Die Fürsorgebehörde ist mit der doppelten Verrechnung der Platzierungskosten nicht einverstanden. Insbesondere, da das Institut A sich dazumal bereit erklärt hat, den Jungen nach wie vor wieder aufzunehmen. Es wurde deshalb die Leiterin der KESB kontaktiert.

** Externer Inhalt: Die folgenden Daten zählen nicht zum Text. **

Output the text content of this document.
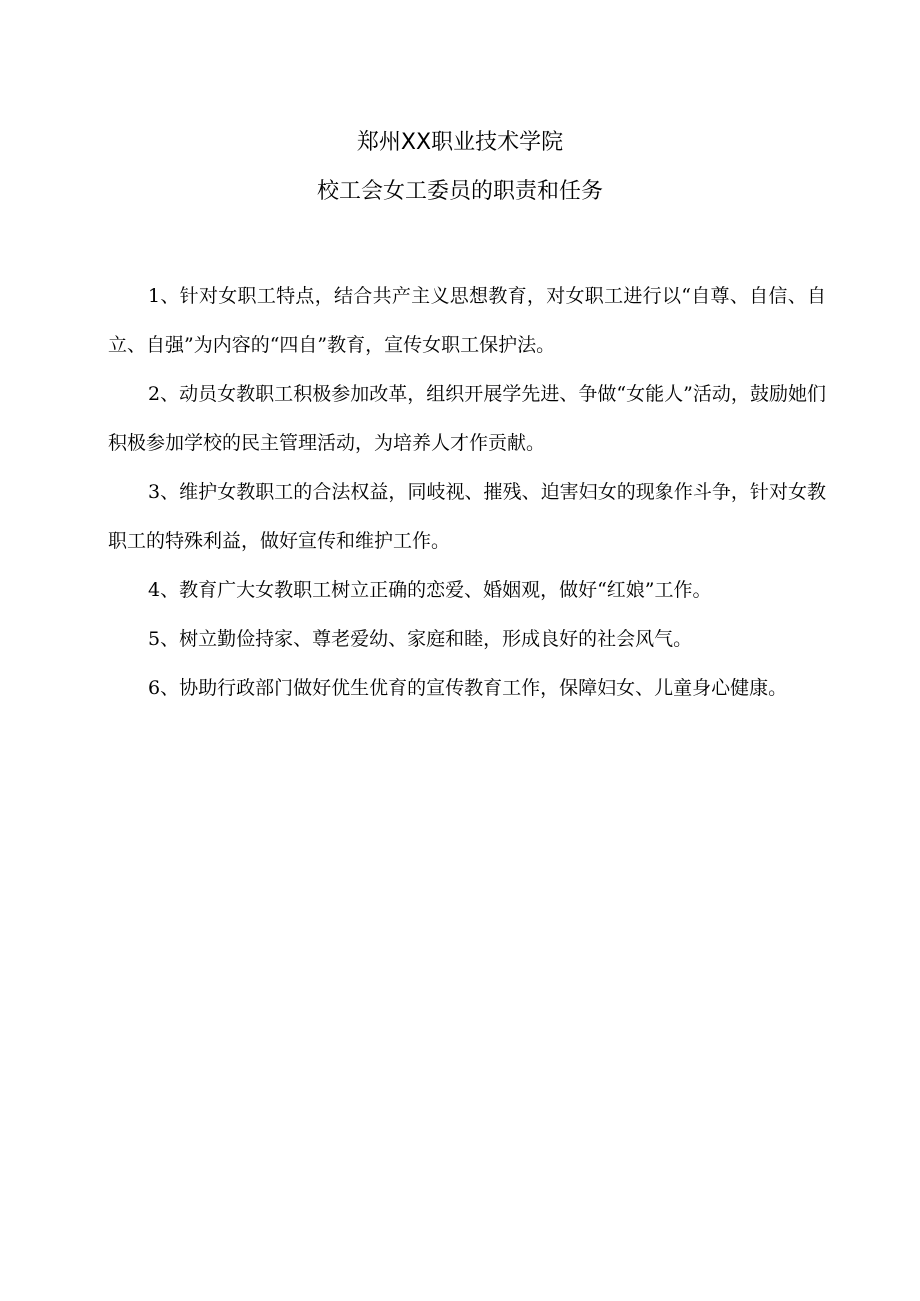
郑州XX职业技术学院
校工会女工委员的职责和任务

1、针对女职工特点，结合共产主义思想教育，对女职工进行以“自尊、自信、自立、自强”为内容的“四自”教育，宣传女职工保护法。

2、动员女教职工积极参加改革，组织开展学先进、争做“女能人”活动，鼓励她们积极参加学校的民主管理活动，为培养人才作贡献。

3、维护女教职工的合法权益，同岐视、摧残、迫害妇女的现象作斗争，针对女教职工的特殊利益，做好宣传和维护工作。

4、教育广大女教职工树立正确的恋爱、婚姻观，做好“红娘”工作。

5、树立勤俭持家、尊老爱幼、家庭和睦，形成良好的社会风气。

6、协助行政部门做好优生优育的宣传教育工作，保障妇女、儿童身心健康。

Nachdem die Leiterin die Akten gesichtet hatte, antwortete sie, dass der Klient nur unter bestimmten Bedingungen zurückgenommen worden wäre. Der KL konnte aber diese Bedingungen nicht erfüllen, weshalb die Beistandsperson gezwungen war, innert kürzester Frist eine Nachfolgelösung zu suchen. Was sich in diesem komplexen Fall als sehr schwierig erwies. In der Praxis kommt eine solch schnelle Umplatzierung im Kindesschutz jedoch nicht selten vor. Während dieser Umplatzierungsphase war die Beistandsperson im Kontakt mit mehreren Personen des Internates. (was jedoch vom Internat bestritten wird).
Grundsätzlich kann gesagt werden, dass die Beistandspersonen gegenüber der KESB rechenschaftspflichtig sind. Sollte sich von Seiten der KESB, als Aufsichtsorgan herausstellen, dass eine Beistandsperson die Mandatsführung nicht korrekt ausübt, würde von Seiten der Behörde interveniert.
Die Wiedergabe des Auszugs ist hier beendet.